Mozilla 's documentation describes the difference between getFloatTimeDomainData and getFloatFrequencyData, which I summarize below. Mozilla docs reference the Web Audio
experiment ; the voice-change-o-matic. The voice-change-o-matic illustrates the conceptual difference to me (it only works in my Firefox browser; it does not work in my Chrome browser).
TimeDomain/getFloatTimeDomainData
TimeDomain functions are over some span of time.
We often visualize TimeDomain data using oscilloscopes.
In other words:
we visualize TimeDomain data with a line chart,
where the x-axis (aka the "original domain") is time
and the y axis is a measure of a signal (aka the "amplitude").
Change the voice-change-o-matic "visualizer setting" to Sinewave to
see getFloatTimeDomainData(...)
Frequency/getFloatFrequencyData
Frequency functions (GetByteFrequencyData) are at a point in time; i.e. right now; "the current frequency data"
We sometimes see these in mp3 players/ "winamp bargraph style" music players (aka "equalizer" visualizations).
In other words:
we visualize Frequency data with a bar graph
where the x-axis (aka "domain") are frequencies or frequency bands
and the y-axis is the strength of each frequency band
Change the voice-change-o-matic "visualizer setting" to Frequency bars to see getFloatFrequencyData(...)
Fourier Transform (aka Fast Fourier Transform/FFT)
Another way to think about "time domain vs frequency" is shown the diagram below, from Fast Fourier Transform wikipedia
getFloatTimeDomainData gives you the chart on on the top (x-axis is Time)
getFloatFrequencyData gives you the chart on the bottom (x-axis is Frequency)
a Fast Fourier Transform (FFT) converts the Time Domain data into Frequency data, in other words, FFT converts the first chart to the second chart.
cwilso has it backwards.
the time data array is the longer one (fftSize), and the frequency data array is the shorter one (half that, frequencyBinCount).
fftSize of 2048 at the usual sample rate of 44.1kHz means each sample has 1/44100 duration, you have 2048 samples at hand, and thus are covering a duration of 2048/44100 seconds, which 46 milliseconds, not 23 milliseconds.
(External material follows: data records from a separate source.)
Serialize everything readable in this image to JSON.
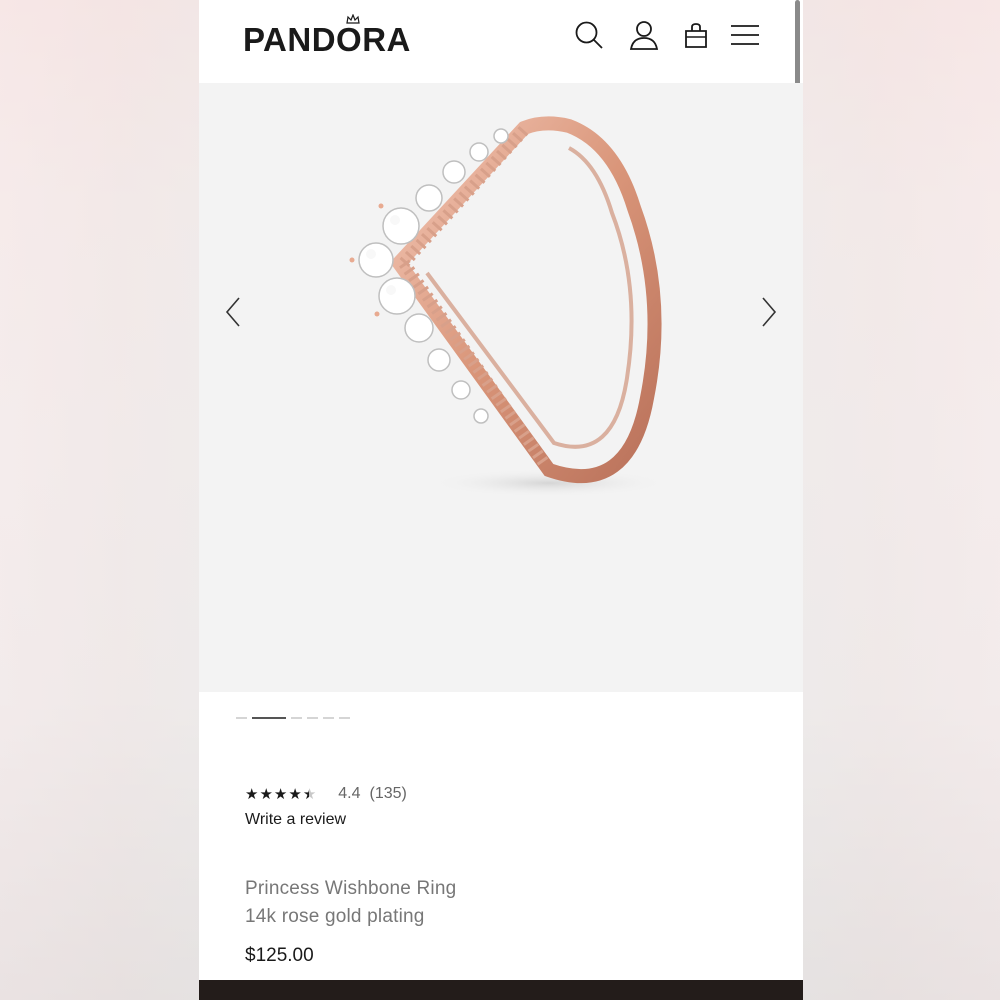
{
  "header": {
    "logo_text": "PANDORA",
    "icons": [
      "search-icon",
      "account-icon",
      "bag-icon",
      "menu-icon"
    ]
  },
  "gallery": {
    "image": "rose-gold-wishbone-ring",
    "slide_count": 6,
    "active_slide": 2
  },
  "product": {
    "rating_value": "4.4",
    "rating_stars": 4.4,
    "review_count": "(135)",
    "write_review_label": "Write a review",
    "name": "Princess Wishbone Ring",
    "material": "14k rose gold plating",
    "price": "$125.00"
  },
  "colors": {
    "text_primary": "#1a1a1a",
    "text_secondary": "#777777",
    "gallery_bg": "#f3f3f3",
    "rose_gold": "#e0a48c",
    "bottom_bar": "#231c1a"
  }
}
The frequencyBinCount is indeed 1024, but that refers to the frequency domain (as the name suggests), not the time domain, and it the computation 1024/44100, in this context, is about as meaningful as adding your birth date to the fftSize.
A little math illustrating what's happening: Fourier transform is a 'vector space isomorphism', that is, a mapping going bijectively (i.e., reversible) between 2 vector spaces of the same dimension; the 'time domain' and the 'frequency domain.' The vector space dimension we have here (in both cases) is fftSize.
So where does the 'half' come from? The frequency domain coefficients 'count double'. Either because they 'actually are' complex numbers, or because you have the 'sin' and the 'cos' flavor. Or, because you have a 'magnitude' and a 'phase', which you'll understand if you know how complex numbers work. (Those are 3 ways to say the same in a different jargon, so to speak.)
I don't know why the API only gives us half of the relevant numbers when it comes to frequency - I can only guess. And my guess is that those are the 'magnitude' numbers, and the 'phase' numbers are thrown out. The reason that this is my guess is that in applications, magnitude is far more important than phase. Still, I'm quite surprised that the API throws out information, and I'd be glad if some expert who actually knows (and isn't guessing) can confirm that it's indeed the magnitude. Or - even better (I love to learn) - correct me.